Она подходила прекрасно, да что там говорить!.. Я понимал это и сам, объективно. Прекрасно. Уж лучше, чем я, по самой крайней мере.
И стоило смотреть правде в глаза: мы избрали для себя публичные профессии и, как ни крути, зависели от общественного мнения в восприятии как нашей работы, так и нас самих, особенно на начальном этапе. Отрицать это было бы просто глупо.
Такой вот дар преподносит вам жизнь… А вы всего-то просили - мира во всем мире и чтобы утренние стояки случались только после того, как вы сходите в туалет пописать.
Поэтому я понимал его, понимал прекрасно - все те аргументы, которые он мне выдавал, все то же самое: про только-только начинающуюся карьеру, про зависимость от общественного мнения, про “это временное, это ненадолго, вот увидишь”.
Чисто на уровне разума - конечно, понимал. Может быть даже, на его месте я сам поступил бы так же.
Однако это не помешало мне до побелевших костяшек сжимать пальцы на подлокотнике кресла.
Все-таки я очень противоречивый.
========== 9. ==========
Сели мы по расписанию. Я вышел из салона и поежился: Лондон - это однозначно не Тенерифе, особенно в марте.

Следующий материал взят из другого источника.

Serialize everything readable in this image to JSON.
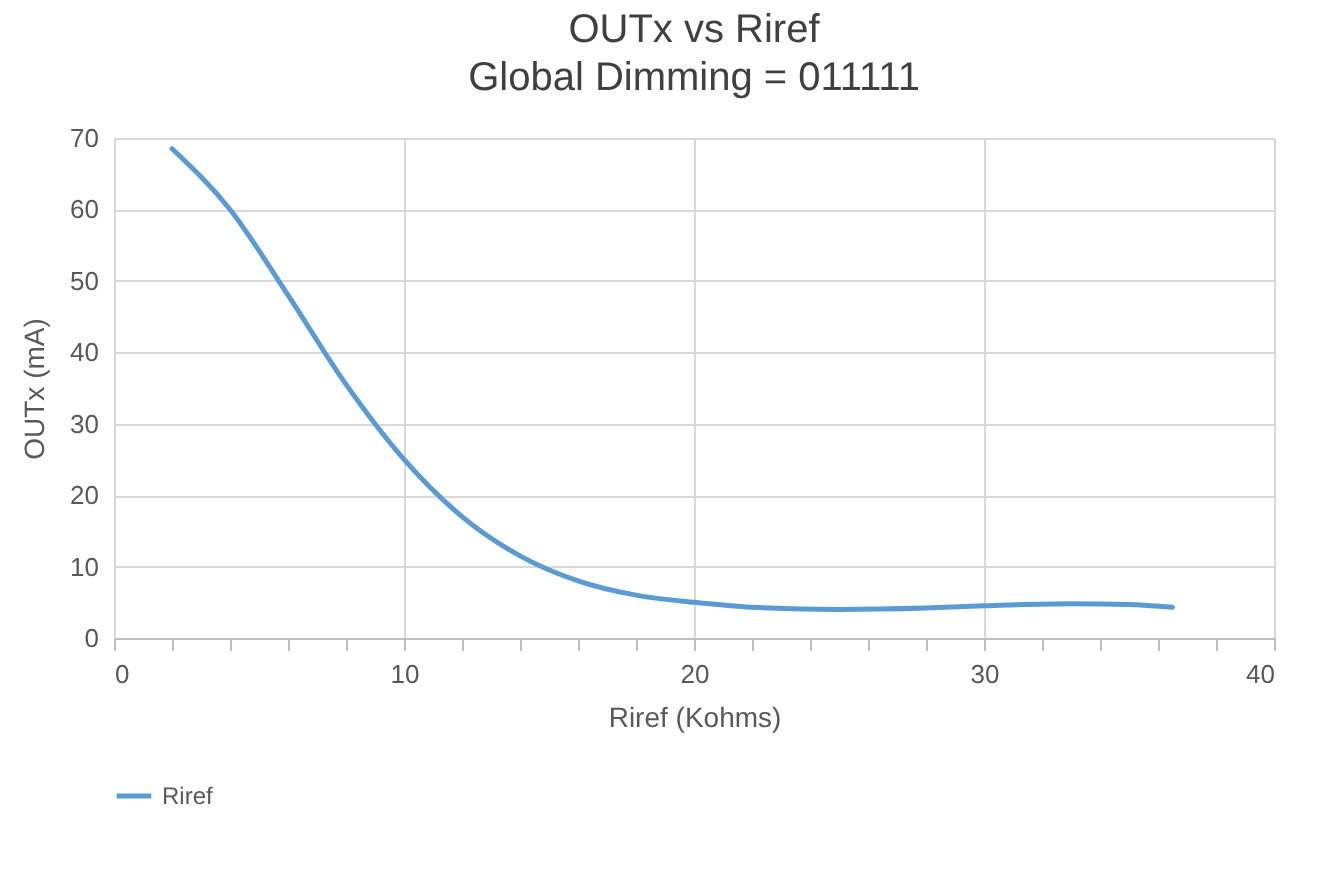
{
  "chart_data": {
    "type": "line",
    "title": "OUTx vs Riref",
    "subtitle": "Global Dimming = 011111",
    "xlabel": "Riref  (Kohms)",
    "ylabel": "OUTx  (mA)",
    "x": [
      2,
      4,
      6,
      8,
      10,
      12,
      14,
      16,
      18,
      20,
      22,
      25,
      28,
      30,
      33,
      35,
      36.5
    ],
    "series": [
      {
        "name": "Riref",
        "color": "#5b9bd5",
        "values": [
          68.5,
          60,
          48,
          35.5,
          25,
          17,
          11.5,
          8,
          6,
          5,
          4.3,
          4,
          4.2,
          4.5,
          4.8,
          4.7,
          4.3
        ]
      }
    ],
    "xlim": [
      0,
      40
    ],
    "ylim": [
      0,
      70
    ],
    "xticks": [
      0,
      {
        "value": 2,
        "label": null
      },
      {
        "value": 4,
        "label": null
      },
      {
        "value": 6,
        "label": null
      },
      {
        "value": 8,
        "label": null
      },
      10,
      {
        "value": 12,
        "label": null
      },
      {
        "value": 14,
        "label": null
      },
      {
        "value": 16,
        "label": null
      },
      {
        "value": 18,
        "label": null
      },
      20,
      {
        "value": 22,
        "label": null
      },
      {
        "value": 24,
        "label": null
      },
      {
        "value": 26,
        "label": null
      },
      {
        "value": 28,
        "label": null
      },
      30,
      {
        "value": 32,
        "label": null
      },
      {
        "value": 34,
        "label": null
      },
      {
        "value": 36,
        "label": null
      },
      {
        "value": 38,
        "label": null
      },
      40
    ],
    "yticks": [
      0,
      10,
      20,
      30,
      40,
      50,
      60,
      70
    ],
    "grid": true,
    "legend": "bottom",
    "marker": "none",
    "line_style": "solid"
  }
}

Каждый год весной, ближе к пасхе, стаи норвежцев собираются на короткую кормежку в магазинах Duty Free в аэропорту, чтобы потом устремиться на юг. Еще перед посадкой они переодевают шорты, натягивают сандалии, густо мажут на отливающие синевой бледные лица солнцезащитный крем и прямо в салоне самолета надувают мячи и спасательные круги, чтобы упасть в бассейн сразу с трапа.
Каждый живительный луч ультрафиолета, каждое дуновение морского бриза, каждая песчинка, застревающая между большим и указательным пальцем ноги - все это исключительно дорого сердцу любого норвежца. Ради этого он живет весь февраль, ходит на работу по темным предрассветным улицам, пробираясь сквозь талый снег и слякоть, и угрюмо тянет кофе из бумажного стаканчика в ожидании электрички.

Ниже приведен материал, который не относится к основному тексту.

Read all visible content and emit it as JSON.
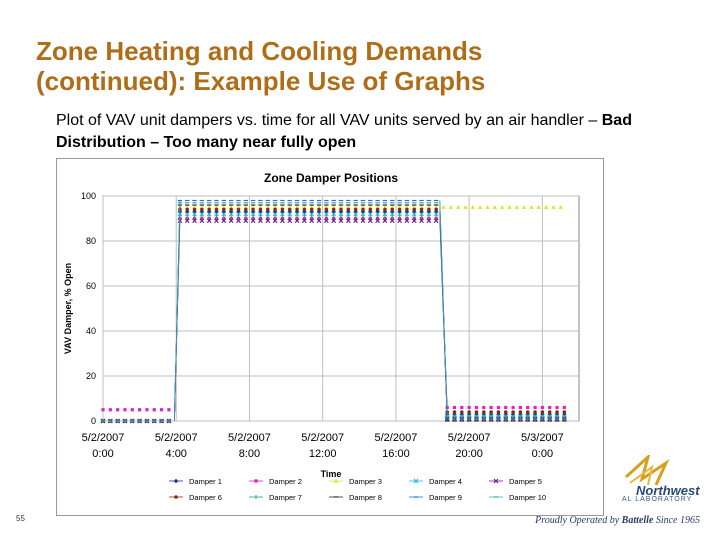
{
  "slide": {
    "title_line1": "Zone Heating and Cooling Demands",
    "title_line2": "(continued):  Example Use of Graphs",
    "subtitle_plain": "Plot of VAV unit dampers vs. time for all VAV units served by an air handler – ",
    "subtitle_bold": "Bad Distribution – Too many near fully open",
    "page_number": "55"
  },
  "logo": {
    "line1": "Northwest",
    "line2": "AL LABORATORY"
  },
  "footer": {
    "tagline_pre": "Proudly Operated by ",
    "tagline_brand": "Battelle",
    "tagline_post": " Since 1965"
  },
  "colors": {
    "title": "#b06d18",
    "chart_border": "#999999"
  },
  "chart_data": {
    "type": "line",
    "title": "Zone Damper Positions",
    "xlabel": "Time",
    "ylabel": "VAV Damper, % Open",
    "ylim": [
      0,
      100
    ],
    "yticks": [
      0,
      20,
      40,
      60,
      80,
      100
    ],
    "x_range": [
      0,
      26
    ],
    "xticks": [
      {
        "x": 0,
        "line1": "5/2/2007",
        "line2": "0:00"
      },
      {
        "x": 4,
        "line1": "5/2/2007",
        "line2": "4:00"
      },
      {
        "x": 8,
        "line1": "5/2/2007",
        "line2": "8:00"
      },
      {
        "x": 12,
        "line1": "5/2/2007",
        "line2": "12:00"
      },
      {
        "x": 16,
        "line1": "5/2/2007",
        "line2": "16:00"
      },
      {
        "x": 20,
        "line1": "5/2/2007",
        "line2": "20:00"
      },
      {
        "x": 24,
        "line1": "5/3/2007",
        "line2": "0:00"
      }
    ],
    "grid": true,
    "legend_position": "bottom",
    "series": [
      {
        "name": "Damper 1",
        "color": "#1a2a8c",
        "marker": "diamond",
        "segments": [
          {
            "x0": 0,
            "x1": 3.9,
            "y": 0
          },
          {
            "x0": 4.2,
            "x1": 18.4,
            "y": 93
          },
          {
            "x0": 18.8,
            "x1": 25.2,
            "y": 3
          }
        ]
      },
      {
        "name": "Damper 2",
        "color": "#e020c8",
        "marker": "square",
        "segments": [
          {
            "x0": 0,
            "x1": 3.9,
            "y": 5
          },
          {
            "x0": 4.2,
            "x1": 18.4,
            "y": 90
          },
          {
            "x0": 18.8,
            "x1": 25.2,
            "y": 6
          }
        ]
      },
      {
        "name": "Damper 3",
        "color": "#e8e020",
        "marker": "triangle",
        "segments": [
          {
            "x0": 0,
            "x1": 3.9,
            "y": 0
          },
          {
            "x0": 4.2,
            "x1": 25.2,
            "y": 95
          }
        ]
      },
      {
        "name": "Damper 4",
        "color": "#20b8d8",
        "marker": "x",
        "segments": [
          {
            "x0": 0,
            "x1": 3.9,
            "y": 0
          },
          {
            "x0": 4.2,
            "x1": 18.4,
            "y": 92
          },
          {
            "x0": 18.8,
            "x1": 25.2,
            "y": 2
          }
        ]
      },
      {
        "name": "Damper 5",
        "color": "#6a1a7a",
        "marker": "x",
        "segments": [
          {
            "x0": 0,
            "x1": 3.9,
            "y": 0
          },
          {
            "x0": 4.2,
            "x1": 18.4,
            "y": 89
          },
          {
            "x0": 18.8,
            "x1": 25.2,
            "y": 1
          }
        ]
      },
      {
        "name": "Damper 6",
        "color": "#8a2a10",
        "marker": "circle",
        "segments": [
          {
            "x0": 0,
            "x1": 3.9,
            "y": 0
          },
          {
            "x0": 4.2,
            "x1": 18.4,
            "y": 94
          },
          {
            "x0": 18.8,
            "x1": 25.2,
            "y": 4
          }
        ]
      },
      {
        "name": "Damper 7",
        "color": "#20a080",
        "marker": "bar",
        "segments": [
          {
            "x0": 0,
            "x1": 3.9,
            "y": 0
          },
          {
            "x0": 4.2,
            "x1": 18.4,
            "y": 91
          },
          {
            "x0": 18.8,
            "x1": 25.2,
            "y": 2
          }
        ]
      },
      {
        "name": "Damper 8",
        "color": "#2a2a2a",
        "marker": "dash",
        "segments": [
          {
            "x0": 0,
            "x1": 3.9,
            "y": 0
          },
          {
            "x0": 4.2,
            "x1": 18.4,
            "y": 96
          },
          {
            "x0": 18.8,
            "x1": 25.2,
            "y": 0
          }
        ]
      },
      {
        "name": "Damper 9",
        "color": "#1878c8",
        "marker": "dash",
        "segments": [
          {
            "x0": 0,
            "x1": 3.9,
            "y": 0
          },
          {
            "x0": 4.2,
            "x1": 18.4,
            "y": 98
          },
          {
            "x0": 18.8,
            "x1": 25.2,
            "y": 1
          }
        ]
      },
      {
        "name": "Damper 10",
        "color": "#40a0c0",
        "marker": "dash",
        "segments": [
          {
            "x0": 0,
            "x1": 3.9,
            "y": 0
          },
          {
            "x0": 4.2,
            "x1": 18.4,
            "y": 97
          },
          {
            "x0": 18.8,
            "x1": 25.2,
            "y": 2
          }
        ]
      }
    ]
  }
}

Лондон - это уж точно не Тенерифе. Особенно в марте.
Спускаясь по трапу, я спешно наматывал на шею шарф и плотнее запахивал куртку. Дул сильный ветер, в лицо врезались дождевые капли, и было ясно: ради перемены погоды совершенно не стоило покидать Осло.
- И чтобы я тебя своими собственными глазами видел в понедельник!.. Не придешь… - Эвен запнулся, придумывая наказание пострашнее, - в общем, я что-нибудь придумаю. Что-нибудь зверское и первобытно-жестокое, ты меня знаешь. И все будет очень плохо. Слышишь меня?! Очень, очень плохо!..

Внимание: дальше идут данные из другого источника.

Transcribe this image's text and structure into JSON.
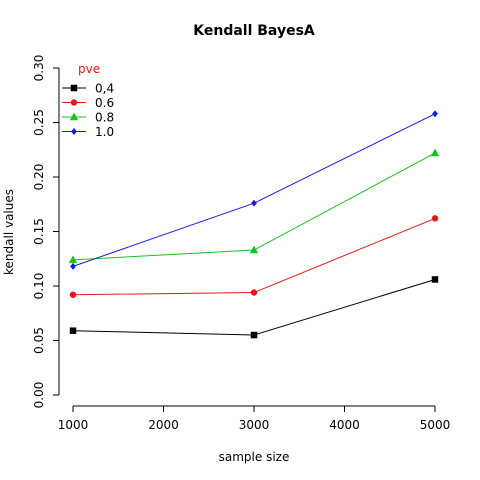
{
  "chart_data": {
    "type": "line",
    "title": "Kendall BayesA",
    "xlabel": "sample size",
    "ylabel": "kendall values",
    "xlim": [
      1000,
      5000
    ],
    "ylim": [
      0.0,
      0.3
    ],
    "xticks": [
      1000,
      2000,
      3000,
      4000,
      5000
    ],
    "yticks": [
      0.0,
      0.05,
      0.1,
      0.15,
      0.2,
      0.25,
      0.3
    ],
    "xtick_labels": [
      "1000",
      "2000",
      "3000",
      "4000",
      "5000"
    ],
    "ytick_labels": [
      "0.00",
      "0.05",
      "0.10",
      "0.15",
      "0.20",
      "0.25",
      "0.30"
    ],
    "x": [
      1000,
      3000,
      5000
    ],
    "legend": {
      "title": "pve",
      "title_color": "#e6191a",
      "position": "top-left"
    },
    "series": [
      {
        "name": "0,4",
        "color": "#000000",
        "marker": "square",
        "values": [
          0.059,
          0.055,
          0.106
        ]
      },
      {
        "name": "0.6",
        "color": "#e6191a",
        "marker": "circle",
        "values": [
          0.092,
          0.094,
          0.162
        ]
      },
      {
        "name": "0.8",
        "color": "#1dbf1d",
        "marker": "triangle",
        "values": [
          0.124,
          0.133,
          0.222
        ]
      },
      {
        "name": "1.0",
        "color": "#1a1ae6",
        "marker": "diamond",
        "values": [
          0.118,
          0.176,
          0.258
        ]
      }
    ]
  }
}
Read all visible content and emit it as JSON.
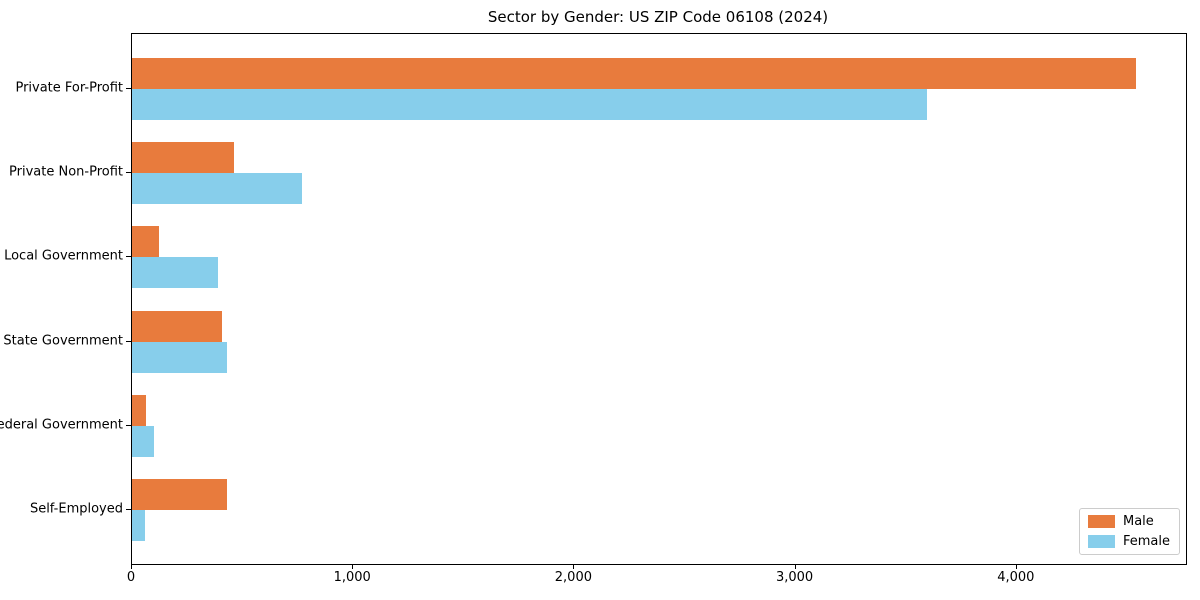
{
  "chart_data": {
    "type": "bar",
    "orientation": "horizontal",
    "title": "Sector by Gender: US ZIP Code 06108 (2024)",
    "categories": [
      "Private For-Profit",
      "Private Non-Profit",
      "Local Government",
      "State Government",
      "Federal Government",
      "Self-Employed"
    ],
    "series": [
      {
        "name": "Male",
        "color": "#e87b3d",
        "values": [
          4540,
          460,
          120,
          405,
          65,
          430
        ]
      },
      {
        "name": "Female",
        "color": "#87ceeb",
        "values": [
          3595,
          770,
          390,
          430,
          100,
          60
        ]
      }
    ],
    "xlabel": "",
    "ylabel": "",
    "xlim": [
      0,
      4765
    ],
    "xticks": [
      {
        "value": 0,
        "label": "0"
      },
      {
        "value": 1000,
        "label": "1,000"
      },
      {
        "value": 2000,
        "label": "2,000"
      },
      {
        "value": 3000,
        "label": "3,000"
      },
      {
        "value": 4000,
        "label": "4,000"
      }
    ],
    "grid": false,
    "legend": {
      "position": "lower right",
      "entries": [
        "Male",
        "Female"
      ]
    },
    "colors": {
      "male": "#e87b3d",
      "female": "#87ceeb",
      "spine": "#000000",
      "legend_border": "#cccccc",
      "background": "#ffffff"
    }
  }
}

Эвен - это не тот Эвен, это другой Эвен - Эвен Турган, режиссер “Все будет хорошо”, которую мы ставили. Я подошел к нему в среду после репетиции сказать, что - да, я понимаю, что премьера в конце месяца, я все прекрасно понимаю, но по страшно важным и неотложным семейным обстоятельствам вынужден, к огромному сожалению… к огромнейшему!.. В общем, на пятничном прогоне меня не будет. Так и сказал: “Не будет”.
- В понедельник!
- Хорошо, хорошо - в понедельник, - клятвенно заверял я, для пущего эффекта прижимая руку к груди и одновременно пятясь назад к выходу. - Вот дайте мне выпуск Афтенпостен, я на нем поклянусь. Буду в понедельник…
- Конечно будешь, как миленький, а то я… - он опять задумался, как бы расправиться со мной поизощреннее, но тут же спохватился: - Все, иди!.. Иди!..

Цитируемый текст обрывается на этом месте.